It is important to critically evaluate published data sets, because otherwise data sets, even as flawed as the one from Nasidze & Stoneking (2001), may become innocently incorporated in further data analyses by other authors, yielding therefore a growing avalanche of a priori flawed results (e.g., Bulayeva et al. 2003; Vernesi et al. 2004). The lessons to be learnt from this case are the following:
1. Researchers should not rush into publication with poor quality DNA sequences and without checking for artificial patterns in the data.
2. Any major inference from mtDNA data must be accompanied by the primary data, which should be submitted to GenBank before submission (and made available there as soon as the paper is published electronically), and additionally displayed in the paper or as an electronic supplement (either in the form of a diagram or a table) in order to enable quick evaluation by referees and readers.

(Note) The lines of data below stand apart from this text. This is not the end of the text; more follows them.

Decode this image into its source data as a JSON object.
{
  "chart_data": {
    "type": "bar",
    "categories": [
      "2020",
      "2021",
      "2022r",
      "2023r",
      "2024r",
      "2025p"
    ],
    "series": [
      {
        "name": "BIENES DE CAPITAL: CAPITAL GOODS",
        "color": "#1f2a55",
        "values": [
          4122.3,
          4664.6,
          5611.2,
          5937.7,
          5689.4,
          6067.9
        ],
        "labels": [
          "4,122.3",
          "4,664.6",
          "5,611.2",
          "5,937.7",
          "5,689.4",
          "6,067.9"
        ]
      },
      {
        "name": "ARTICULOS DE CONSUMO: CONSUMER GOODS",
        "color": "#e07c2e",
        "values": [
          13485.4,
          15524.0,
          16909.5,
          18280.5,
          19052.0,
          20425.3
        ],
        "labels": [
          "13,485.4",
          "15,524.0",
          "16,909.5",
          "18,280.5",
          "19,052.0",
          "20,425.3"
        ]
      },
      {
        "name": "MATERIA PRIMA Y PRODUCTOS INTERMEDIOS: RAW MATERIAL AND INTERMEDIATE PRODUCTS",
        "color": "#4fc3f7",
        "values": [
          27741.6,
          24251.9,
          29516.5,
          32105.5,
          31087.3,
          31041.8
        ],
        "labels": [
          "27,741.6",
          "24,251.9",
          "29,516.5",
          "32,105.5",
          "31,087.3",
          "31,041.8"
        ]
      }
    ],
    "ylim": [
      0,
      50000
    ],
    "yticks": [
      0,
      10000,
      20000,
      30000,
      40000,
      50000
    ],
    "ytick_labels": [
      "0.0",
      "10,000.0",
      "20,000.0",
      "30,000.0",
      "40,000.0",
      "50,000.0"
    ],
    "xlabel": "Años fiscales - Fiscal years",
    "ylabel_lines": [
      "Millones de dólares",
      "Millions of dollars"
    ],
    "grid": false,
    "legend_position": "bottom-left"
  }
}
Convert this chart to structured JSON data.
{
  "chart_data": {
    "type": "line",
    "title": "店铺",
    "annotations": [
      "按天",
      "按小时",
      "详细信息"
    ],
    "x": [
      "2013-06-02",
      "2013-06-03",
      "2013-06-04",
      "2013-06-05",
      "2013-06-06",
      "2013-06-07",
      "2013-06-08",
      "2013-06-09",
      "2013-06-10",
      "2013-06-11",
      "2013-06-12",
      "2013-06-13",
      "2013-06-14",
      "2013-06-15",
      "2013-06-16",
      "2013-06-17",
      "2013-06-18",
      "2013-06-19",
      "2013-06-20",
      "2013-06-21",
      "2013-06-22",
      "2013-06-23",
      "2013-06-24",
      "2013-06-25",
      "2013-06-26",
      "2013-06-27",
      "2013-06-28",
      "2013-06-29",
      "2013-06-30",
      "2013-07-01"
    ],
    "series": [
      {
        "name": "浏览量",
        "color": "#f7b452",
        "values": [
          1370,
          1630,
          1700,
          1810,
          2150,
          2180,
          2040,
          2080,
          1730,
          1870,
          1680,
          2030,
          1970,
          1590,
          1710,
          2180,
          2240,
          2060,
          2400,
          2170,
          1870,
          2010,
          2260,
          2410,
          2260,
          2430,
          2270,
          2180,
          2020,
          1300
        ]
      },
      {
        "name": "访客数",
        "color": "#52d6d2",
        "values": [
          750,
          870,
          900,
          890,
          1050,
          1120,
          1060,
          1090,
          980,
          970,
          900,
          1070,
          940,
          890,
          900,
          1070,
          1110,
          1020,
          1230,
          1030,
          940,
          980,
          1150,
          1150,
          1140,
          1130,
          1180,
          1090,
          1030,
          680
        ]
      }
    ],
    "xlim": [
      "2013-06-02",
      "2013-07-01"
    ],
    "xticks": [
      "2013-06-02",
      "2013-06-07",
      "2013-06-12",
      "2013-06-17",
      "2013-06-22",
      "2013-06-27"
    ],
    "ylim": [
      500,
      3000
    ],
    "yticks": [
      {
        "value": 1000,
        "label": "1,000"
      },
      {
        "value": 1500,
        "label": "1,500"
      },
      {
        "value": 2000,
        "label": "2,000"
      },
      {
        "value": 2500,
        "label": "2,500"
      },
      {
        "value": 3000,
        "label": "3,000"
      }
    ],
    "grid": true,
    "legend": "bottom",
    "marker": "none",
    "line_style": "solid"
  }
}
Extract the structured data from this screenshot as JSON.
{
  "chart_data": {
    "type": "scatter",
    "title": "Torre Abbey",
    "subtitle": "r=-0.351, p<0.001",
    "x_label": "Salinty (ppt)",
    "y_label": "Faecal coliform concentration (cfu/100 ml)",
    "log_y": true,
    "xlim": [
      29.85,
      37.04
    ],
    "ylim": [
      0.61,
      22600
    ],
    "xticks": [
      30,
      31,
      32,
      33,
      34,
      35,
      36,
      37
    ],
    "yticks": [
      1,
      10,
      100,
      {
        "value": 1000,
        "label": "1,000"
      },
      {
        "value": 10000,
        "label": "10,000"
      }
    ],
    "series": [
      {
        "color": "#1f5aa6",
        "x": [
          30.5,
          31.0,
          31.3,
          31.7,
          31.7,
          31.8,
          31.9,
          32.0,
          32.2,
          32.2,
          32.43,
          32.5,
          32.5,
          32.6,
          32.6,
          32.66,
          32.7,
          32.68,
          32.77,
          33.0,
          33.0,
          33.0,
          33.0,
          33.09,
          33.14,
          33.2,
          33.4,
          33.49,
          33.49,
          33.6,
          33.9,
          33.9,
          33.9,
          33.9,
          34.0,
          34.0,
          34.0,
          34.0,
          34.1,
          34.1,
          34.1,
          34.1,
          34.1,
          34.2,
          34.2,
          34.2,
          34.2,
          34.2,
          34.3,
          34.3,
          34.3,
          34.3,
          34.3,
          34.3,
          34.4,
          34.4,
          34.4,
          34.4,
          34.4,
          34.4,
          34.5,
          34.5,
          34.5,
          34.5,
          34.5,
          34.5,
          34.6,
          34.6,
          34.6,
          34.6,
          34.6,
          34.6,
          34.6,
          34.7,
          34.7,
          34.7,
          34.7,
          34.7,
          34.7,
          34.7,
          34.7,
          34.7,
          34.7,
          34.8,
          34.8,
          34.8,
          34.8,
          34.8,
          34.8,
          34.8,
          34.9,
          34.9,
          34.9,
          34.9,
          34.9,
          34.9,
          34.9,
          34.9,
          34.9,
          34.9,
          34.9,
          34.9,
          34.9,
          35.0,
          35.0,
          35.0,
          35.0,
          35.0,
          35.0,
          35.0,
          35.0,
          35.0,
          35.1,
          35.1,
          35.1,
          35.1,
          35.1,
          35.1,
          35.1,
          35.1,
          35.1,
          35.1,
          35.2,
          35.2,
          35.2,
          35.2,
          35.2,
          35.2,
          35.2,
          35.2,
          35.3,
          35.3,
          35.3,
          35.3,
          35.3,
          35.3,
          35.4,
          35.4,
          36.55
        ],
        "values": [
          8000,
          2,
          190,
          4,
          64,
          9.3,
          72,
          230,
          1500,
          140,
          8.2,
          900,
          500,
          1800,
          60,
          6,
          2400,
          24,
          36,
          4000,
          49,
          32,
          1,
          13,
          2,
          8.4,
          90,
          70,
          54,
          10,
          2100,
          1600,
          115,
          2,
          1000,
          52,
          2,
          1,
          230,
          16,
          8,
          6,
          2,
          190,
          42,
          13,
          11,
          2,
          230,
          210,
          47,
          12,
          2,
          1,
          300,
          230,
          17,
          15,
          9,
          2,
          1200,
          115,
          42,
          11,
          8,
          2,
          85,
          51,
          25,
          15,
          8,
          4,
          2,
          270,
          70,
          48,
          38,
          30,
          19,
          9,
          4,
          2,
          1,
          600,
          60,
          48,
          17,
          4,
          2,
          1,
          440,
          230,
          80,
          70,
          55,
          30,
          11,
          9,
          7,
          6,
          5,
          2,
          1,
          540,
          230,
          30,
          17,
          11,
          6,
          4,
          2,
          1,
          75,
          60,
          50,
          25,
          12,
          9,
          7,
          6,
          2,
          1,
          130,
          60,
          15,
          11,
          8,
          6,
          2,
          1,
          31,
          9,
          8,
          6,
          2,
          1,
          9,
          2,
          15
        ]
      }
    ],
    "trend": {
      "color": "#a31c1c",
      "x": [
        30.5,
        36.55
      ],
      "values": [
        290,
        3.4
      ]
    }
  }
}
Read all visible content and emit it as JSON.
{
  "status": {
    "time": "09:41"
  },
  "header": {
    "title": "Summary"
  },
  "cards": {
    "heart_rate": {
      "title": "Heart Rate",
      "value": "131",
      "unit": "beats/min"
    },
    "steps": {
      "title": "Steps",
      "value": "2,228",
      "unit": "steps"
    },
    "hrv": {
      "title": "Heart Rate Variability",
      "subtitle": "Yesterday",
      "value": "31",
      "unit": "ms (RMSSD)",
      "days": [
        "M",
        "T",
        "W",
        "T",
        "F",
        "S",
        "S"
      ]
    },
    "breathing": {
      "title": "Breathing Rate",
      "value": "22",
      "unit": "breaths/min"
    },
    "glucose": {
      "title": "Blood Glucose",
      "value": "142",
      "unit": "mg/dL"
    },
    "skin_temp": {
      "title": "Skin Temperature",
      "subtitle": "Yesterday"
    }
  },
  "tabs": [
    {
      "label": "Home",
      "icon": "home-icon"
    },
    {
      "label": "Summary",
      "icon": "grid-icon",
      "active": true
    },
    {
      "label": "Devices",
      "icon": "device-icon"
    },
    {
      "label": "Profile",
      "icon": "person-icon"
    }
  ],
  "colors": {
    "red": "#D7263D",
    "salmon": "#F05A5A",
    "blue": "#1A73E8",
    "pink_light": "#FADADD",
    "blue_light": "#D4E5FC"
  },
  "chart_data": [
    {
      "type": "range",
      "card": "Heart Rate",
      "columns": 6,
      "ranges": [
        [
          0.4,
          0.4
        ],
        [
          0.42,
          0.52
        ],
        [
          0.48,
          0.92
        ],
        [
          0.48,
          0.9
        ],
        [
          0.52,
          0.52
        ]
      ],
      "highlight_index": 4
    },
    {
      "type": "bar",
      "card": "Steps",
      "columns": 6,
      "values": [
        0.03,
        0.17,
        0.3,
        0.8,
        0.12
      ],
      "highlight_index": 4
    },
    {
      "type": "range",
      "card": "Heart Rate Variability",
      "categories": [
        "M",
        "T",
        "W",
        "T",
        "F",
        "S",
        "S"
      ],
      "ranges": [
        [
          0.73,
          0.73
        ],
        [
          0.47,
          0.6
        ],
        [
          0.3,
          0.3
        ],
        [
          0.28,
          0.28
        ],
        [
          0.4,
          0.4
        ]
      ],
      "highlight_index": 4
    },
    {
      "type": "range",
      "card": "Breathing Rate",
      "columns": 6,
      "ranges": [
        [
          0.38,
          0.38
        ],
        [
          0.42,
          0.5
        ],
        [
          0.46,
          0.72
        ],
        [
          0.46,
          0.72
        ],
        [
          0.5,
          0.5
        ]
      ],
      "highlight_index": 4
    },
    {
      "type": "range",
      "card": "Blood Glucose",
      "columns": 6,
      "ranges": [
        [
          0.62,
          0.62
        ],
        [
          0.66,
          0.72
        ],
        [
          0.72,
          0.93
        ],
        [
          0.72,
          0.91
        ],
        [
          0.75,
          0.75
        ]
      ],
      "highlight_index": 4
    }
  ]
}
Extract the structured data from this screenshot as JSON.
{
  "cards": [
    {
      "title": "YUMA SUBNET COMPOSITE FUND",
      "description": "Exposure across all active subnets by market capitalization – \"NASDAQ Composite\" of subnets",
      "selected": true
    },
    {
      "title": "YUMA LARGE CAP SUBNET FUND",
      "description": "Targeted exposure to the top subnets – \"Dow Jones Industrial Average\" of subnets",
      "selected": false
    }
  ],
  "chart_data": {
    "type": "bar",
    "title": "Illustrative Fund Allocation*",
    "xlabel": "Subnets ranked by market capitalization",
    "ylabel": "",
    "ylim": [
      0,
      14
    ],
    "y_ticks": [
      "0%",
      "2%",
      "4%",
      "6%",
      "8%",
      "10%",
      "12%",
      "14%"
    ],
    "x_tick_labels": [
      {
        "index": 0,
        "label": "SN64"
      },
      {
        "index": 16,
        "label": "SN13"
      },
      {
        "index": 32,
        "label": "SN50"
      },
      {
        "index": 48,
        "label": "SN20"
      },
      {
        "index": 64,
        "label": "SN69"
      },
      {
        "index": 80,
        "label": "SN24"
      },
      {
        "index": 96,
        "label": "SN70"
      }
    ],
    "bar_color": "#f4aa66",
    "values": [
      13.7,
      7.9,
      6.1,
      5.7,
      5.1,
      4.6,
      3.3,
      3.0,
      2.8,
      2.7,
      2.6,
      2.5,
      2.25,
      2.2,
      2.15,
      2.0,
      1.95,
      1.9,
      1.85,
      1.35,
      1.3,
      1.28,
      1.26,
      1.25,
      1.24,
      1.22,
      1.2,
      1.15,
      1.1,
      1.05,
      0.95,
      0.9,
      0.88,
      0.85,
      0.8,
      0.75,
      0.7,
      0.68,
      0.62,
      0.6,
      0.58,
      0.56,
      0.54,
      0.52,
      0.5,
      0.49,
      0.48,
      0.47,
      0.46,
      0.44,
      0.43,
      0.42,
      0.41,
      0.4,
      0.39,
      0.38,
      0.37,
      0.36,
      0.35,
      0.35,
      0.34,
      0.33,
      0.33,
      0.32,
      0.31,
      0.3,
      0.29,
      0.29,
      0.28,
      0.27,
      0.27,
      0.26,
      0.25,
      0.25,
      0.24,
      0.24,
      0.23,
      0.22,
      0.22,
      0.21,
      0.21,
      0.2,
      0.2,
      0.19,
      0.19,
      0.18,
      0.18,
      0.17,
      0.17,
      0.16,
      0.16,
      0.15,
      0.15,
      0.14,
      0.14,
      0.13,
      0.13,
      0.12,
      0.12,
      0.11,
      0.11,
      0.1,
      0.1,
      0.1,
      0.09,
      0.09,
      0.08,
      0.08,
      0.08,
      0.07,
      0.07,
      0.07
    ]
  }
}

3. Major analyses carried out and interpreted in the paper should be displayed in the form of tables and diagrams.
4. Referees of a submitted manuscript should routinely request additional data and details about analyses that are necessary to check results fully (although this may be difficult to achieve in view of the overabundance of mtDNA papers submitted to journals).
It is nice to see that some researchers take the time to critically evaluate existing results and methodologies.
Ann Hum Genet (early view)
Quality Assessment of DNA Sequence Data: Autopsy of A Mis-Sequenced mtDNA Population Sample
H.-J. Bandelt, and T. Kivisild
Published DNA data sets constitute a body of sequencing results resting in silico that are supposed to reflect the variation of (once) living cells. In cases where the DNA variation reported is suspected to be fraught with artefacts, an autopsy of the full body of data is needed to clarify the amount and causes of mis-sequencing. In this paper we elaborate on strategies that allow a clear-cut identification of the problems in severely flawed mtDNA data. This approach is applied, by way of example, to a data set of HVS-I sequences from the Caucasus, published by Nasidze & Stoneking in 2001. These data bear numerous ambiguous nucleotide positions and suffer from an even higher number of phantom mutations, indicating that severe biochemical problems adversely influenced those sequencing results at the time. Furthermore, systematic omission of sequences with a long C-stretch (incurred by a transition at position 16189) must have severely biased the data set. Since no complete correction of these data has appeared to date, this example of mis-sequencing necessitates circumstantial evidence that is bullet-proof.